The Visual Field Grid was designed to allow you to map the scotomas (blind spots) in your central vision. It is easy to do, and it can be used to either monitor your own own progress or to explain your vision to others.
A map of your scotomas can also be obtained from a doctor who is equipped with a computerized perimetry instrument, such as the MP-1-Micro Perimeter developed by Nidek Technologies, Inc. The results look like this:
The MP-1-Micro Perimeter, which has been available since 2003, combines fundus imaging with scotoma mapping. In the results above, 10% of the visual field (the center) was mapped. Green shows the area of good vision, yellow represents diminished vision, and dark red represents no vision. (The larger circle is the area mapped. The bright smaller circle on the left is the optic disc.)
Either the Visual Field Grid or the computerized perimetry results from your doctor can be combined with a digital photograph for showing to family members or for possible publication in the "Through Our Eyes" section of this web site. (For information, see Step 6 of the instructions below.)
To map your visual field, print this page and follow the steps listed. If your print copy is too small, you may enlarge it to any size without affecting the results. Permission is granted to copy and distribute any number of copies of this page, as long as the content remains unchanged. Good luck, and if you need any assistance, please contact Dan Roberts.
1. While gazing at the target in the center of the grid, close one eye and move forward until one of the oval spots disappears. (This is your natural blind spot.)

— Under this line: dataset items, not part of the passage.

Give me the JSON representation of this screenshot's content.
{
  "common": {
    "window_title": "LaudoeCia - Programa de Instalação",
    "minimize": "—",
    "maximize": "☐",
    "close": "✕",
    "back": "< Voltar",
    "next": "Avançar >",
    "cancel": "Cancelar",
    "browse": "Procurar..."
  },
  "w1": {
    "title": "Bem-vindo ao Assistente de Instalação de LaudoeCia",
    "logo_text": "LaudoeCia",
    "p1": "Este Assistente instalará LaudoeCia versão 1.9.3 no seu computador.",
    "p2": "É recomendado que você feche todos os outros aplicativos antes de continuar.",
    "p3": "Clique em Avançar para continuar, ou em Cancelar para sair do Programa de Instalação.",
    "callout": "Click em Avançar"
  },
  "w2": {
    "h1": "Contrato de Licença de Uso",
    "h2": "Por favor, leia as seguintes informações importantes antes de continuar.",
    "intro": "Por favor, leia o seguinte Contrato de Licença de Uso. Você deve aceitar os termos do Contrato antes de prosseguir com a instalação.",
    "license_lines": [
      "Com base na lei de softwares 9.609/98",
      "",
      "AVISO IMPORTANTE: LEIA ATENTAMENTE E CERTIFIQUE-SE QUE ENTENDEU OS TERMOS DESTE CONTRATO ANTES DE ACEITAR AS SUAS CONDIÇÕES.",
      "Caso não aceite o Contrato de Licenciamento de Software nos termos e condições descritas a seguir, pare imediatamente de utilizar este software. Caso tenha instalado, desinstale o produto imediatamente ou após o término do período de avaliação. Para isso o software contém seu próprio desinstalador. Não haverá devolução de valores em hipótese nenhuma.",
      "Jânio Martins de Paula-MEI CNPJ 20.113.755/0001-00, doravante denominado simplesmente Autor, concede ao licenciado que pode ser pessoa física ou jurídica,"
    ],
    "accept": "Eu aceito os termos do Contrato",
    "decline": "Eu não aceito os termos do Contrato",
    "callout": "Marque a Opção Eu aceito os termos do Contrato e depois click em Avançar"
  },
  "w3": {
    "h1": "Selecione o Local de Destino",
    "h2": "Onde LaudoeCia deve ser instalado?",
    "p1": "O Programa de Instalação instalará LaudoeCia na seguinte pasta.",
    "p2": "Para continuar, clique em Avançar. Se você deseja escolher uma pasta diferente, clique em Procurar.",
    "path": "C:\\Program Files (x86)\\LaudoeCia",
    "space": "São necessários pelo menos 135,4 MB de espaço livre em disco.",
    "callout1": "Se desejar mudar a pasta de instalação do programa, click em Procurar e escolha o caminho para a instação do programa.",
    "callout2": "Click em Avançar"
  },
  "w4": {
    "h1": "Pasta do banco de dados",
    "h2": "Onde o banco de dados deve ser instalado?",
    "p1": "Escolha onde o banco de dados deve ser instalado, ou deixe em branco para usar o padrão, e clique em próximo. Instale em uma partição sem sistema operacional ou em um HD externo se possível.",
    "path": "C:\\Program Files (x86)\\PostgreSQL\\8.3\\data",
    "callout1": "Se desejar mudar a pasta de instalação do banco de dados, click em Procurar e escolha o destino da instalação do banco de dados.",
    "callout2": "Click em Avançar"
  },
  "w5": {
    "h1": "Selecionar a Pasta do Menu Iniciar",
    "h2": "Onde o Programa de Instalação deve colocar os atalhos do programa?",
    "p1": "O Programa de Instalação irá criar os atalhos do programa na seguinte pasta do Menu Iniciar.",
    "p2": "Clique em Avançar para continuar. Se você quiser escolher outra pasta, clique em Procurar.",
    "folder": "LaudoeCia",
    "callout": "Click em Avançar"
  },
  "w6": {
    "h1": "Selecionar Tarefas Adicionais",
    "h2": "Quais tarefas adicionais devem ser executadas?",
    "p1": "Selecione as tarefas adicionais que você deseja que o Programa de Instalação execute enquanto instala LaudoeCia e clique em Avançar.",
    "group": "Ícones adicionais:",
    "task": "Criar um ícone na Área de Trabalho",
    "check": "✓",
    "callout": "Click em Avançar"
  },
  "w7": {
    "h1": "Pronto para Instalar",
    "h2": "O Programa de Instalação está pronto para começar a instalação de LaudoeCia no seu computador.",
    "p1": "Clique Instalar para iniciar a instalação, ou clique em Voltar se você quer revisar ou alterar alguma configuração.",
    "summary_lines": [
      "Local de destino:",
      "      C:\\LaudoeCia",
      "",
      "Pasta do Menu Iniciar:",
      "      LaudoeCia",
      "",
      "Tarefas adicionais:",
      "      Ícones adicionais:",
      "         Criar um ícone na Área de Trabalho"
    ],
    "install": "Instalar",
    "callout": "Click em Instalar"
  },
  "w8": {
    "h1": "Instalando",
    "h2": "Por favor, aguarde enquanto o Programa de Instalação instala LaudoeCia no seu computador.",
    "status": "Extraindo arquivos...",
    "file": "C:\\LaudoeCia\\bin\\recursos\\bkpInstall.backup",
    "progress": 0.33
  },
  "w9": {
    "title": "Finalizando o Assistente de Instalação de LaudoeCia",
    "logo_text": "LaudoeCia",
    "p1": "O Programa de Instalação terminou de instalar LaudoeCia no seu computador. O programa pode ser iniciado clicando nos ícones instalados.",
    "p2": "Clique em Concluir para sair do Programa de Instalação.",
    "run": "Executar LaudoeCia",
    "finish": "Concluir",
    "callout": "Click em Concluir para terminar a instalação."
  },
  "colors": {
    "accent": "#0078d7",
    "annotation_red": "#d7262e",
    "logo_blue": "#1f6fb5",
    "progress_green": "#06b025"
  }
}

2. While maintaining that distance and keeping your eye closed, make note of those squares in which the numbers are visible. IMPORTANT: This is not an acuity test. You do not have to be able to identify the number peripherally, and it does not matter if it is out of focus. If you are doing this alone, you may need to look away from the center in order to recognize it and write it down.
3. When all numbers have been listed, darken in those squares which are NOT VISIBLE, including the white outlines within the blind area/s.
4. OPTIONAL: Circle the letter above the vertical line on either side of center which is DISTORTED and FURTHEST from the center as you gaze at the target.
5. Using a second copy of the grid, repeat for the other eye.
FOR THOSE WHO ARE SKILLED WITH COMPUTER PAINT PROGRAMS:
If you are reasonably skilled with a paint or draw program, and would like to create a visual field photo, copy and overlay the finished grid onto a photograph (making sure that the sizes of each image are identical). Then erase all grid squares which are visible, and paint over the squares which are invisible, using the shade of light or dark gray which most closely matches your visual perception. Examples of such programs may be found here.
To download a copy of the grid without the accompanying text, right-click anywhere on the image (Macintosh users: "control-click").